Dans les temps anciens, chez les alchimistes, l'entonnoir représentait l'acquisition de la connaissance. Renversé, le tuyau en haut, il représentait au contraire l'ignorance, la tromperie et la déraison, c'est pourquoi les fous sont parfois dessinés avec un entonnoir renversé sur la tête. L'entonnoir était aussi un moyen de torture : on l'enfonçait dans la gorge du supplicié, puis on y versait un liquide. L'estomac de la victime se dilatait et compressait ses poumons, causant ainsi un début d'asphyxie dans d'horribles souffrances. Pas très gai que tout cela ! Alors, laissons choir l'entonnoir, et jouons aux cartes !
Plaît-il ?
Oui, aux cartes ! Pourquoi pas ? Et plus particulièrement au jeu des sept familles. Car grâce à ce jeu, nous allons pouvoir découvrir l'entonnoir de la vie en action. Mais qui a dit que la vie était un jeu ? Elle ne l'est pas particulièrement, elle oscille plutôt entre la comédie et la tragédie. En tout cas, elle se termine toujours mal (le trou de l'entonnoir, la mort !). Mais la famille, est-elle un entonnoir ? Non, c'est plutôt chaque individu qui la compose qui est un entonnoir.
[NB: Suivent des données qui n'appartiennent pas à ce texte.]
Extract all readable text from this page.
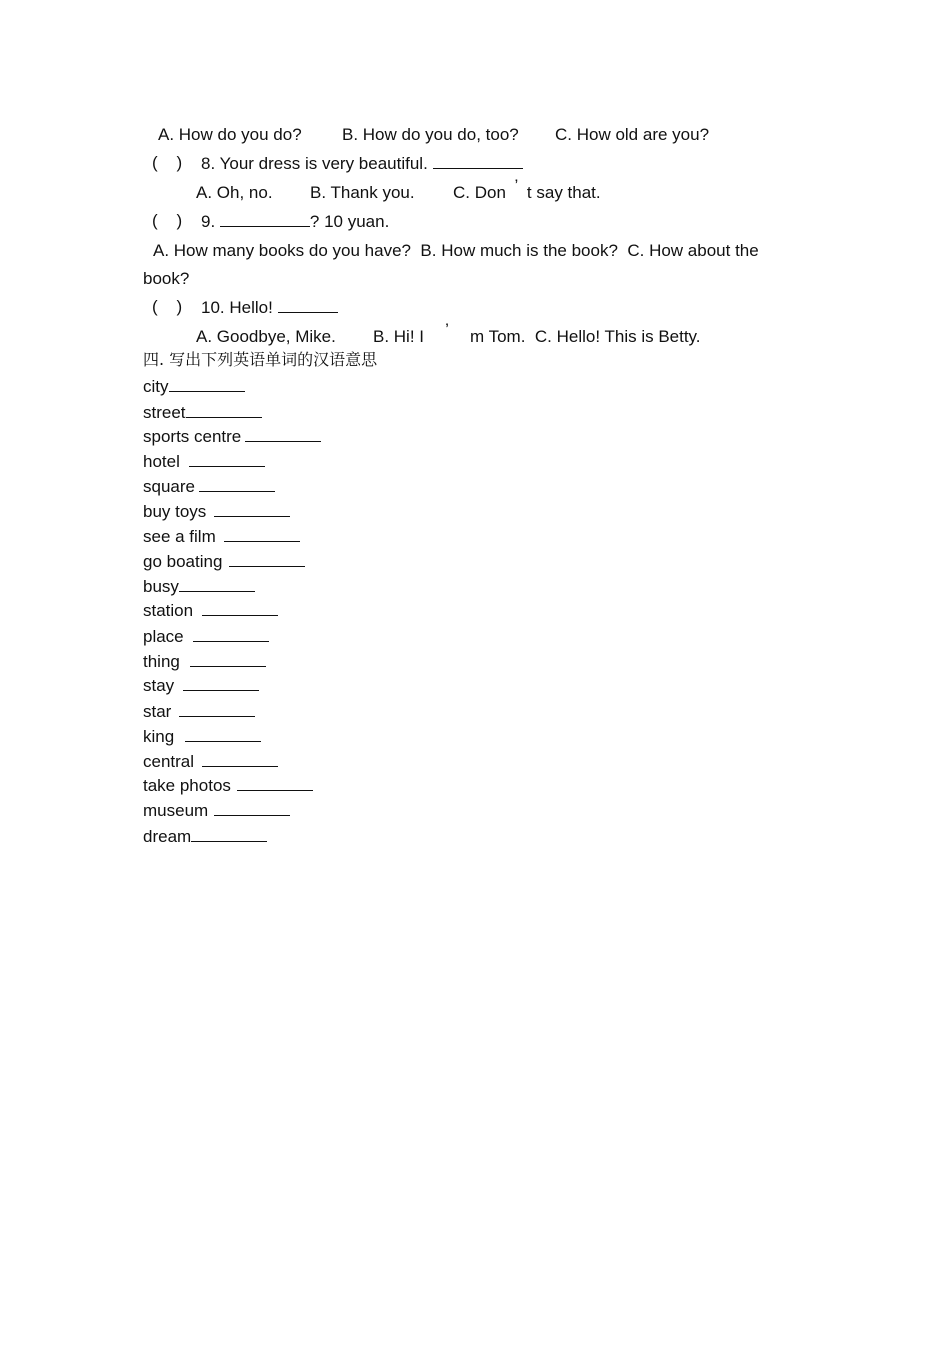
A. How do you do? B. How do you do, too? C. How old are you?
(    ) 8. Your dress is very beautiful.
A. Oh, no. B. Thank you. C. Don ’ t say that.
(    ) 9.	? 10 yuan.
A. How many books do you have?  B. How much is the book?  C. How about the
book?
(    ) 10. Hello!
A. Goodbye, Mike. B. Hi! I ’ m Tom.  C. Hello! This is Betty.
四. 写出下列英语单词的汉语意思
city
street
sports centre
hotel
square
buy toys
see a film
go boating
busy
station
place
thing
stay
star
king
central
take photos
museum
dream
En effet, nous sommes l'aboutissement de tous nos ancêtres. Ils sont tous entrés dans l'entonnoir qui a conduit jusqu'à nous ‒ un entonnoir pour chaque personne qui existe. Cela fait énormément de personnes pour finir jusqu'à nous. Elles sont toutes entrées dans l'entonnoir par sa grande ouverture. Chacun d'entre nous est alors tout au bout de la petite ouverture. Mais si nous avons une descendance qui en a une à son tour, et ainsi de suite, c'est un autre entonnoir qui se crée, un entonnoir inversé dont la grande ouverture est en bas. Cet entonnoir prolonge le précédent, et la vie se poursuit ainsi d'un entonnoir à l'autre.
Le jeu des sept familles nous plonge dans ce monde d'entonnoirs. Mais nous allons simplifier quelque peu le jeu ! Sept familles, ce serait en effet beaucoup trop ! Nous n'allons retenir que deux familles, appelées ici les Bortoluzzi et les Moreno. Ces familles sont inspirées de familles réelles. Elles racontent l'histoire de la France et du monde, du XIXe siècle à nous jours. Elles permettent de comprendre les mentalités de leur époque, leur évolution et la vie elle-même. Elles permettent de comprendre l'entonnoir de la vie.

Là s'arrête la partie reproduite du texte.